„Richter:innen müssen sich auch nicht mit Werbung finan­zieren“ – ein Gespräch über die Medienförderung

Am 13. Februar stimmt die Schweiz über das soge­nannte Mass­nah­men­paket zugun­sten der Medien ab. Gegner:innen befürchten eine Abhän­gig­keit des Jour­na­lismus vom Staat. Befürworter:innen hoffen dagegen auf mehr wirt­schaft­liche Unab­hän­gig­keit und Medi­en­viel­falt.

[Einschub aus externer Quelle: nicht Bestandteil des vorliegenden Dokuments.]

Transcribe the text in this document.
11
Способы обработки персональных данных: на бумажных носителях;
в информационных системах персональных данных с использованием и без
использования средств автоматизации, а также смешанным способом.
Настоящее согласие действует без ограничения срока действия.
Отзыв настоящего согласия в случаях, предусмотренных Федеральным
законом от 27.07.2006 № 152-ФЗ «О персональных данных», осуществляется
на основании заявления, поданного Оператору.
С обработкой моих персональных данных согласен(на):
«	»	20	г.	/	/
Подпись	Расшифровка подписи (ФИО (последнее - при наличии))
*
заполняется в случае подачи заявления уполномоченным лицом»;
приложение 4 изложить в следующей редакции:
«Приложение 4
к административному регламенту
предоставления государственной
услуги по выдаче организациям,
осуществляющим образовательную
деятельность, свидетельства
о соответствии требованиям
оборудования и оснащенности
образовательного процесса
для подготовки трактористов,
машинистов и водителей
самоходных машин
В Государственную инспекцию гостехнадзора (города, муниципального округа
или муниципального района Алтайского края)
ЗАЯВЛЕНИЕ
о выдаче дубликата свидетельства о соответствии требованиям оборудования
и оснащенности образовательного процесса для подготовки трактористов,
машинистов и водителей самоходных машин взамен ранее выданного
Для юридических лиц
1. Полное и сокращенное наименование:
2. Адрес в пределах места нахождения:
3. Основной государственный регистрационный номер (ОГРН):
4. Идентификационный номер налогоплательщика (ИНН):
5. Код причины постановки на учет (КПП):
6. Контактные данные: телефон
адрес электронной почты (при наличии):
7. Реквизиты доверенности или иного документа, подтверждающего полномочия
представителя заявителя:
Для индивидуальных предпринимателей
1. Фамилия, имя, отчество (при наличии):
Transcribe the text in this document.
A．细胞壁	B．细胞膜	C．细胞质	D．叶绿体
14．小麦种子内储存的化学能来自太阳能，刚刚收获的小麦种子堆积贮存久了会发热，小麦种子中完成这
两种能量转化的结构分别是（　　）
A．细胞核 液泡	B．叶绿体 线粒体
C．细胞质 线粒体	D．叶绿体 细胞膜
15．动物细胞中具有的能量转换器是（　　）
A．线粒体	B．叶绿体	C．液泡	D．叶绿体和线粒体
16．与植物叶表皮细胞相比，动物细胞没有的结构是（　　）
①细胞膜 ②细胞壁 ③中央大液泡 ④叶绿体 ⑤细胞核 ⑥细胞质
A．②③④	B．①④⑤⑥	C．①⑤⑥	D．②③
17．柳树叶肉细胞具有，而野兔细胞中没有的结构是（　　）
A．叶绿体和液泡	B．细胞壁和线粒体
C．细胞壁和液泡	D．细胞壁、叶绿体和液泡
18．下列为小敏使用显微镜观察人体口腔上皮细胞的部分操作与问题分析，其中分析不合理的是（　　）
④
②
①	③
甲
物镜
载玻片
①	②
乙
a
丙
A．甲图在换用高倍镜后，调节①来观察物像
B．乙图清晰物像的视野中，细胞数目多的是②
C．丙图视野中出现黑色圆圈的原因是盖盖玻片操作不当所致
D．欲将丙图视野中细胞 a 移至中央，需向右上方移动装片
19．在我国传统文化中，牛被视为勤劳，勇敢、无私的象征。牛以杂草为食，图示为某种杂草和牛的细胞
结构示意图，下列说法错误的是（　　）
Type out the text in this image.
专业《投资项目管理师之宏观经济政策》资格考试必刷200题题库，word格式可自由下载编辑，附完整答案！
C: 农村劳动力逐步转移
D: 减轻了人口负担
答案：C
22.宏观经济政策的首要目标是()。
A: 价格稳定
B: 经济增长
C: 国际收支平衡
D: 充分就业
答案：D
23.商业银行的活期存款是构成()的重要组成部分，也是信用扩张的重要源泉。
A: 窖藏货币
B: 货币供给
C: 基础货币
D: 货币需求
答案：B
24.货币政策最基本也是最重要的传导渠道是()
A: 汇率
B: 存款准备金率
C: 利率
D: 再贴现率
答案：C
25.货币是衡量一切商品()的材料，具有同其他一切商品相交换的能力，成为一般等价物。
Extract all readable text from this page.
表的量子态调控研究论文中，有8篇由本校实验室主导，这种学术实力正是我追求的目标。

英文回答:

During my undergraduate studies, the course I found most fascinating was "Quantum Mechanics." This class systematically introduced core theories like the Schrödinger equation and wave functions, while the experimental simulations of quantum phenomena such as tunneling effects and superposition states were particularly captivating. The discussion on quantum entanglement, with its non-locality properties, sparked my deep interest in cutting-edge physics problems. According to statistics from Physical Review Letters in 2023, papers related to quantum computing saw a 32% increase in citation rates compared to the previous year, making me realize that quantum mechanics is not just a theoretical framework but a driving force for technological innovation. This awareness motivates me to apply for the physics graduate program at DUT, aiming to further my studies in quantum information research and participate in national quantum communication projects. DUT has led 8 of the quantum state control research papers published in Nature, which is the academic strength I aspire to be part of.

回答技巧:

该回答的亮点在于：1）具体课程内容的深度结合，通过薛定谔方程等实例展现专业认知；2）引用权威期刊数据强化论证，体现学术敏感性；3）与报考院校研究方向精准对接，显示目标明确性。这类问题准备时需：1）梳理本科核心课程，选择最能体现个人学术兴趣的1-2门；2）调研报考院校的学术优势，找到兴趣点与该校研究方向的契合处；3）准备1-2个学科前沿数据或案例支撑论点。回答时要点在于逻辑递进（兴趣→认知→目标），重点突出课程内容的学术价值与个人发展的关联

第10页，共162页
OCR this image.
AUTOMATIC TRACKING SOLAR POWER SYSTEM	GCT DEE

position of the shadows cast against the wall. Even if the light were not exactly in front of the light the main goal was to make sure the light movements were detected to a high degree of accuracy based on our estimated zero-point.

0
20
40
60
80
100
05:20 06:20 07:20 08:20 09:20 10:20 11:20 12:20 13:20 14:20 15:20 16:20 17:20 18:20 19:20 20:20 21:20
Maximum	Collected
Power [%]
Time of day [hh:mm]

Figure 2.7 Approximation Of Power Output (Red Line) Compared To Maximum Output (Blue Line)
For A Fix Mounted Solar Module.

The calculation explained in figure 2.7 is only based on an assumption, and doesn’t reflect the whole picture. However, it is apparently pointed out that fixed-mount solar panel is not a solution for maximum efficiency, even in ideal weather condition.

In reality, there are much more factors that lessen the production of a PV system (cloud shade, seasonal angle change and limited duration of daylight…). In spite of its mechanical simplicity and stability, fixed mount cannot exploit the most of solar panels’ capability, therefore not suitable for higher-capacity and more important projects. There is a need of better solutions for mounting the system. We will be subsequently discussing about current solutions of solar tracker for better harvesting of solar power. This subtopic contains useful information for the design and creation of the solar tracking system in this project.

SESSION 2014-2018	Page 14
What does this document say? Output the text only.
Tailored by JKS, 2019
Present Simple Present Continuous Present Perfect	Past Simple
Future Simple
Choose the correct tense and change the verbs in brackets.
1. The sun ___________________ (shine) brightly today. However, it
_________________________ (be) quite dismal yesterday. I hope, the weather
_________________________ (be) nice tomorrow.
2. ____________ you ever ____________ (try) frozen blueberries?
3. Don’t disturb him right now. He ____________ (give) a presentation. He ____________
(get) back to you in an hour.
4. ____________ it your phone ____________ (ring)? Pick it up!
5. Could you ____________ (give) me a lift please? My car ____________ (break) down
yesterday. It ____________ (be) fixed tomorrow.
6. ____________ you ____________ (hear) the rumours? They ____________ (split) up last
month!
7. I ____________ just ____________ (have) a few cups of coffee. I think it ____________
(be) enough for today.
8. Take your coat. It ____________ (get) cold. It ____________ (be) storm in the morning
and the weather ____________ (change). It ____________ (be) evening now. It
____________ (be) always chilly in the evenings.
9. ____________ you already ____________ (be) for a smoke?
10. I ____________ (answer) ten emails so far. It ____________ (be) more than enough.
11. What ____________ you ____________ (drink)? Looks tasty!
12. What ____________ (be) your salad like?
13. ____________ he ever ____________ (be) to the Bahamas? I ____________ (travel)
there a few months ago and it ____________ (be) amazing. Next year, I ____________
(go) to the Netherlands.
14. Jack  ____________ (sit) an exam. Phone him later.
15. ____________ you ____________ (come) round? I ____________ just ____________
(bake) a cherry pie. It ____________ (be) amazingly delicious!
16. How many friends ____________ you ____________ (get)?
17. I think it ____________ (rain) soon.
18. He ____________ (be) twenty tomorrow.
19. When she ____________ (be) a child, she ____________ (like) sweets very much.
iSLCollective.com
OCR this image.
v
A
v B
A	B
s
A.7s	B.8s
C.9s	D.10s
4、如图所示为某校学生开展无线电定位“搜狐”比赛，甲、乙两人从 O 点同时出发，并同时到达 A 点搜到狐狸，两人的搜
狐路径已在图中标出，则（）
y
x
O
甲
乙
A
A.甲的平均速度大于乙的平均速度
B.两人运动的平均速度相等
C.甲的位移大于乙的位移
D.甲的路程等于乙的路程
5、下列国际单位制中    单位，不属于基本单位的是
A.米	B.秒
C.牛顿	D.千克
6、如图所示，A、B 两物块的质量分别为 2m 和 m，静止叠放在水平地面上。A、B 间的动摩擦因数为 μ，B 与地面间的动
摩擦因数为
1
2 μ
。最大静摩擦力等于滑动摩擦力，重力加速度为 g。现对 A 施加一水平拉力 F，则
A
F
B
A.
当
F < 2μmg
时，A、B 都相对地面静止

Eine Einord­nung im Selbstgespräch. 

Wenn ein wich­tiger gesell­schaft­li­cher Entscheid ansteht, machen wir beim Lamm eigent­lich immer dasselbe: Wir fragen die, die davon am meisten betroffen sind, nach ihrer Einschät­zung. Das Medi­en­för­de­rungs­ge­setz erschwert dieses Proze­dere jedoch ein wenig. Als jour­na­li­sti­sches Medium gehören wir schliess­lich selbst zu den Betrof­fenen. Wir sind unserem Vorgehen trotzdem treu geblieben und haben mit uns selbst gespro­chen: Alex und Timo vom Lamm führen ein Gespräch über die Medienförderung.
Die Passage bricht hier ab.